DOI https://doi.org/10.1016/j.mimet.2016.07.011
Department(s) Bioprocess Engineering
VLAG
Publication type Refereed Article in a scientific journal
Publication year 2016
Keyword(s) Biodiesel - Microalgae - Neutral lipids - Nile Red - Protocol
Abstract

The use of Nile Red for rapid monitoring of the neutral lipid content in microalgae has gained interest over the last decade, since neutral lipids are feedstock for renewable transportation fuel. In this review, we discuss the main considerations needed to make an NR protocol reliable for staining neutral lipids in microalgae. Cell wall permeability must be enhanced by using stain carriers: DMSO (5% v/v to 25% v/v), glycerol (0.1 to 0.125 mg/mL), or EDTA (3.0 to 3.8 mg/mL).
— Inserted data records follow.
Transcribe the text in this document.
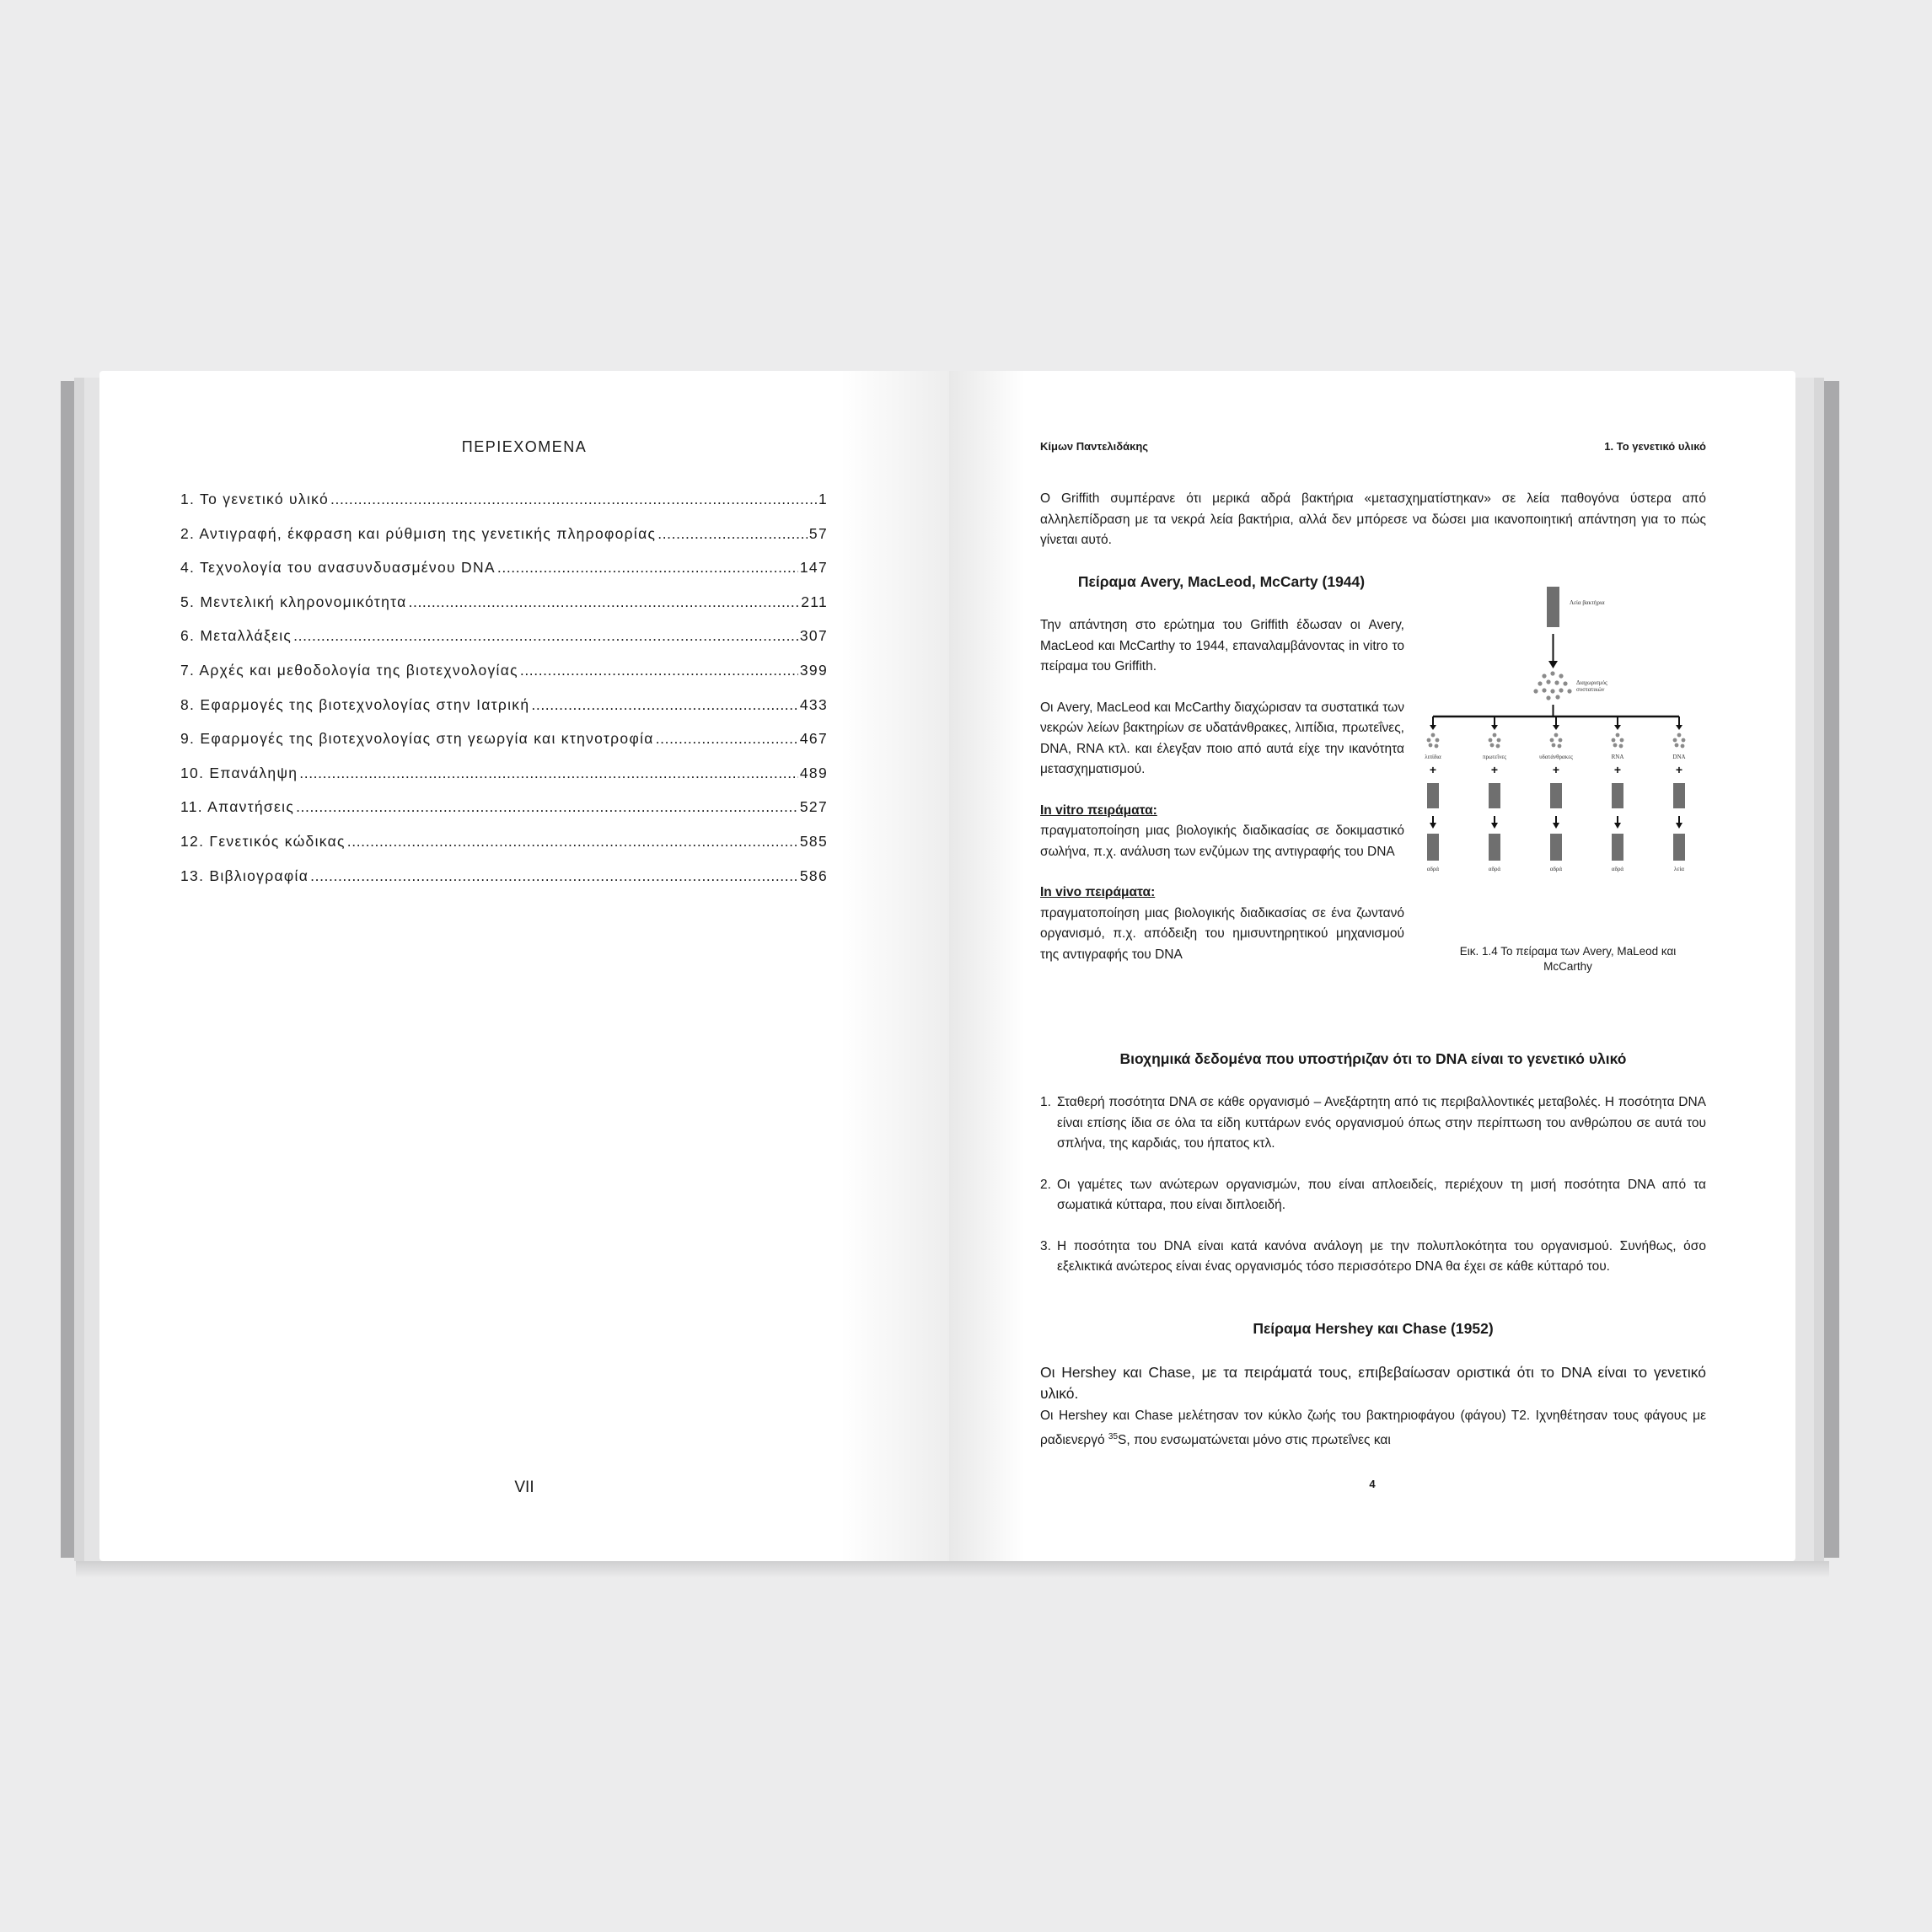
ΠΕΡΙΕΧΟΜΕΝΑ
1. Το γενετικό υλικό .....	1
2. Αντιγραφή, έκφραση και ρύθμιση της γενετικής πληροφορίας .....	57
4. Τεχνολογία του ανασυνδυασμένου DNA .....	147
5. Μεντελική κληρονομικότητα .....	211
6. Μεταλλάξεις .....	307
7. Αρχές και μεθοδολογία της βιοτεχνολογίας .....	399
8. Εφαρμογές της βιοτεχνολογίας στην Ιατρική .....	433
9. Εφαρμογές της βιοτεχνολογίας στη γεωργία και κτηνοτροφία .....	467
10. Επανάληψη .....	489
11. Απαντήσεις .....	527
12. Γενετικός κώδικας .....	585
13. Βιβλιογραφία .....	586
VII
Κίμων Παντελιδάκης	1. Το γενετικό υλικό
O Griffith συμπέρανε ότι μερικά αδρά βακτήρια «μετασχηματίστηκαν» σε λεία παθογόνα ύστερα από αλληλεπίδραση με τα νεκρά λεία βακτήρια, αλλά δεν μπόρεσε να δώσει μια ικανοποιητική απάντηση για το πώς γίνεται αυτό.
Πείραμα Avery, MacLeod, McCarty (1944)
Την απάντηση στο ερώτημα του Griffith έδωσαν οι Avery, MacLeod και McCarthy το 1944, επαναλαμβάνοντας in vitro το πείραμα του Griffith.
Οι Avery, MacLeod και McCarthy διαχώρισαν τα συστατικά των νεκρών λείων βακτηρίων σε υδατάνθρακες, λιπίδια, πρωτεΐνες, DNA, RNA κτλ. και έλεγξαν ποιο από αυτά είχε την ικανότητα μετασχηματισμού.
In vitro πειράματα:
πραγματοποίηση μιας βιολογικής διαδικασίας σε δοκιμαστικό σωλήνα, π.χ. ανάλυση των ενζύμων της αντιγραφής του DNA
In vivo πειράματα:
πραγματοποίηση μιας βιολογικής διαδικασίας σε ένα ζωντανό οργανισμό, π.χ. απόδειξη του ημισυντηρητικού μηχανισμού της αντιγραφής του DNA
Λεία βακτήρια
Διαχωρισμός
συστατικών
λιπίδια
+
αδρά
πρωτεΐνες
+
αδρά
υδατάνθρακες
+
αδρά
RNA
+
αδρά
DNA
+
λεία
Εικ. 1.4 Το πείραμα των Avery, MaLeod και McCarthy
Βιοχημικά δεδομένα που υποστήριζαν ότι το DNA είναι το γενετικό υλικό
1. Σταθερή ποσότητα DNA σε κάθε οργανισμό – Ανεξάρτητη από τις περιβαλλοντικές μεταβολές. Η ποσότητα DNA είναι επίσης ίδια σε όλα τα είδη κυττάρων ενός οργανισμού όπως στην περίπτωση του ανθρώπου σε αυτά του σπλήνα, της καρδιάς, του ήπατος κτλ.
2. Οι γαμέτες των ανώτερων οργανισμών, που είναι απλοειδείς, περιέχουν τη μισή ποσότητα DNA από τα σωματικά κύτταρα, που είναι διπλοειδή.
3. Η ποσότητα του DNA είναι κατά κανόνα ανάλογη με την πολυπλοκότητα του οργανισμού. Συνήθως, όσο εξελικτικά ανώτερος είναι ένας οργανισμός τόσο περισσότερο DNA θα έχει σε κάθε κύτταρό του.
Πείραμα Hershey και Chase (1952)
Οι Hershey και Chase, με τα πειράματά τους, επιβεβαίωσαν οριστικά ότι το DNA είναι το γενετικό υλικό.
Οι Hershey και Chase μελέτησαν τον κύκλο ζωής του βακτηριοφάγου (φάγου) Τ2. Ιχνηθέτησαν τους φάγους με ραδιενεργό $^{35}$S, που ενσωματώνεται μόνο στις πρωτεΐνες και
4
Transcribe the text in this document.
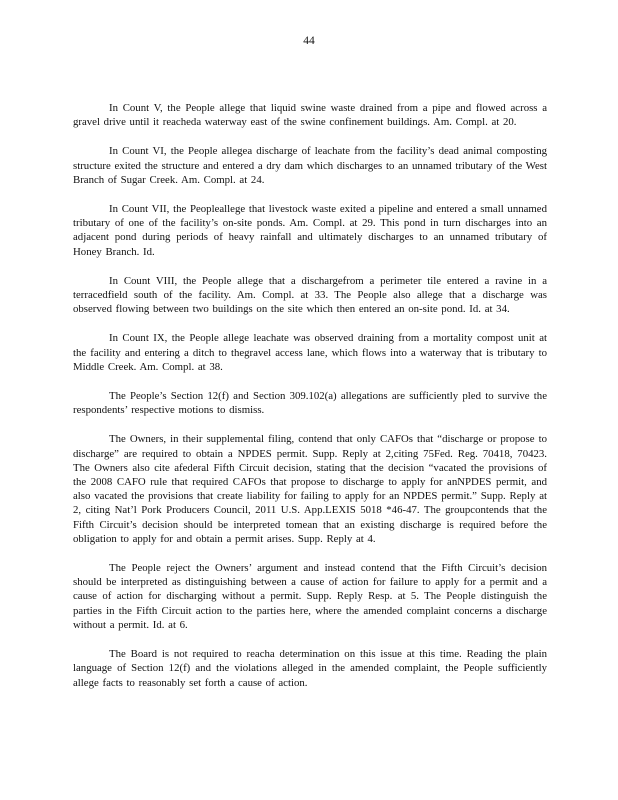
44

In Count V, the People allege that liquid swine waste drained from a pipe and flowed across a gravel drive until it reacheda waterway east of the swine confinement buildings. Am. Compl. at 20.

In Count VI, the People allegea discharge of leachate from the facility’s dead animal composting structure exited the structure and entered a dry dam which discharges to an unnamed tributary of the West Branch of Sugar Creek. Am. Compl. at 24.

In Count VII, the Peopleallege that livestock waste exited a pipeline and entered a small unnamed tributary of one of the facility’s on-site ponds. Am. Compl. at 29. This pond in turn discharges into an adjacent pond during periods of heavy rainfall and ultimately discharges to an unnamed tributary of Honey Branch. Id.

In Count VIII, the People allege that a dischargefrom a perimeter tile entered a ravine in a terracedfield south of the facility. Am. Compl. at 33. The People also allege that a discharge was observed flowing between two buildings on the site which then entered an on-site pond. Id. at 34.

In Count IX, the People allege leachate was observed draining from a mortality compost unit at the facility and entering a ditch to thegravel access lane, which flows into a waterway that is tributary to Middle Creek. Am. Compl. at 38.

The People’s Section 12(f) and Section 309.102(a) allegations are sufficiently pled to survive the respondents’ respective motions to dismiss.

The Owners, in their supplemental filing, contend that only CAFOs that “discharge or propose to discharge” are required to obtain a NPDES permit. Supp. Reply at 2,citing 75Fed. Reg. 70418, 70423. The Owners also cite afederal Fifth Circuit decision, stating that the decision “vacated the provisions of the 2008 CAFO rule that required CAFOs that propose to discharge to apply for anNPDES permit, and also vacated the provisions that create liability for failing to apply for an NPDES permit.” Supp. Reply at 2, citing Nat’l Pork Producers Council, 2011 U.S. App.LEXIS 5018 *46-47. The groupcontends that the Fifth Circuit’s decision should be interpreted tomean that an existing discharge is required before the obligation to apply for and obtain a permit arises. Supp. Reply at 4.

The People reject the Owners’ argument and instead contend that the Fifth Circuit’s decision should be interpreted as distinguishing between a cause of action for failure to apply for a permit and a cause of action for discharging without a permit. Supp. Reply Resp. at 5. The People distinguish the parties in the Fifth Circuit action to the parties here, where the amended complaint concerns a discharge without a permit. Id. at 6.

The Board is not required to reacha determination on this issue at this time. Reading the plain language of Section 12(f) and the violations alleged in the amended complaint, the People sufficiently allege facts to reasonably set forth a cause of action.
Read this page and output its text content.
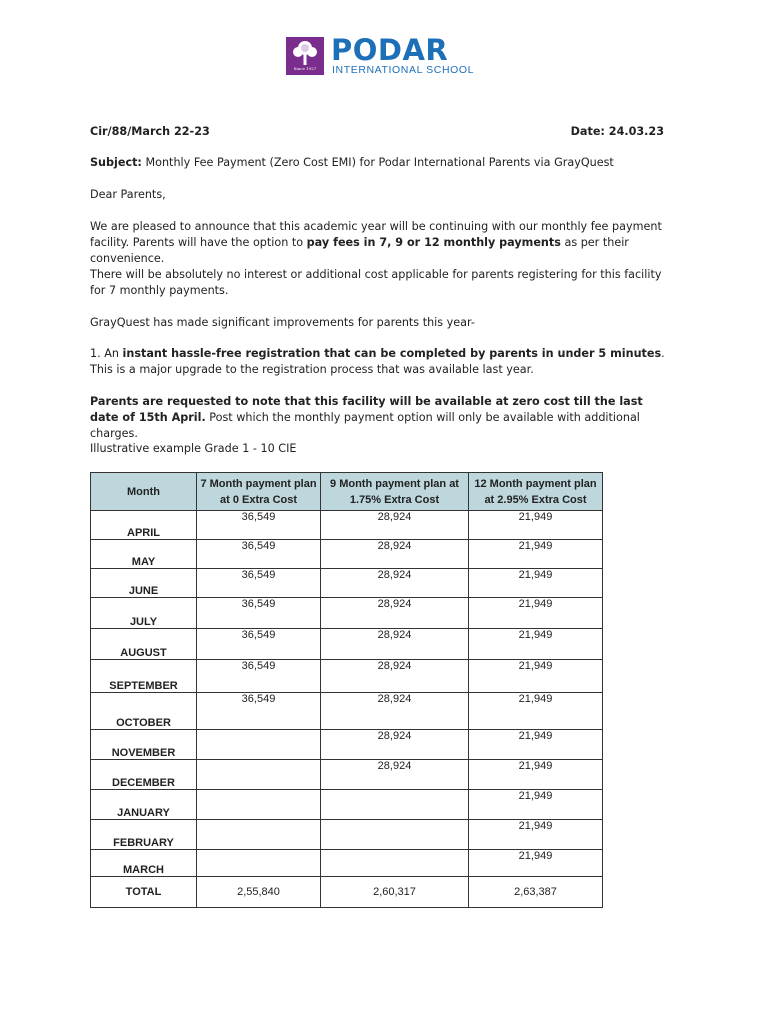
Since 1927
PODAR
INTERNATIONAL SCHOOL
Cir/88/March 22-23	Date: 24.03.23
Subject: Monthly Fee Payment (Zero Cost EMI) for Podar International Parents via GrayQuest
Dear Parents,
We are pleased to announce that this academic year will be continuing with our monthly fee payment facility. Parents will have the option to pay fees in 7, 9 or 12 monthly payments as per their convenience.
There will be absolutely no interest or additional cost applicable for parents registering for this facility for 7 monthly payments.
GrayQuest has made significant improvements for parents this year-
1. An instant hassle-free registration that can be completed by parents in under 5 minutes. This is a major upgrade to the registration process that was available last year.
Parents are requested to note that this facility will be available at zero cost till the last date of 15th April. Post which the monthly payment option will only be available with additional charges.
Illustrative example Grade 1 - 10 CIE
Month	7 Month payment plan at 0 Extra Cost	9 Month payment plan at 1.75% Extra Cost	12 Month payment plan at 2.95% Extra Cost
APRIL	36,549	28,924	21,949
MAY	36,549	28,924	21,949
JUNE	36,549	28,924	21,949
JULY	36,549	28,924	21,949
AUGUST	36,549	28,924	21,949
SEPTEMBER	36,549	28,924	21,949
OCTOBER	36,549	28,924	21,949
NOVEMBER		28,924	21,949
DECEMBER		28,924	21,949
JANUARY			21,949
FEBRUARY			21,949
MARCH			21,949
TOTAL	2,55,840	2,60,317	2,63,387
Temperatures between 30 and 40 °C facilitate the diffusion of NR through the cell wall without incurring excess quenching. Good NR-lipid interaction requires using a low NR/cell ratio; the NR concentration must be between 0.25 μg/mL and 2.0 μg/mL, and the cell concentration > 5 × 104 cells/mL. In order to have the maximum and stable NR fluorescence, it is necessary to scan the excitation/emission wavelengths for up to a 40-min of incubation time. We outline a five-step method to customize the Nile Red protocol to a specific strain: 1) Evaluate the strain's suitability by checking for the presence of neutral lipid, 2) Select of the best excitation/emission wavelength, 3) Optimization of incubation time, stain carrier, dye concentration, and temperature, 4) Prepare single-strain algal cultures with different lipid contents to calibrate NR fluorescence with neutral-lipid content, and 5) Correlate NR fluorescence intensity to neutral lipid content for the same strain. Once the protocol is customized, the NR method allows for rapid and reliable monitoring of neutral lipid content of a microalgae strain.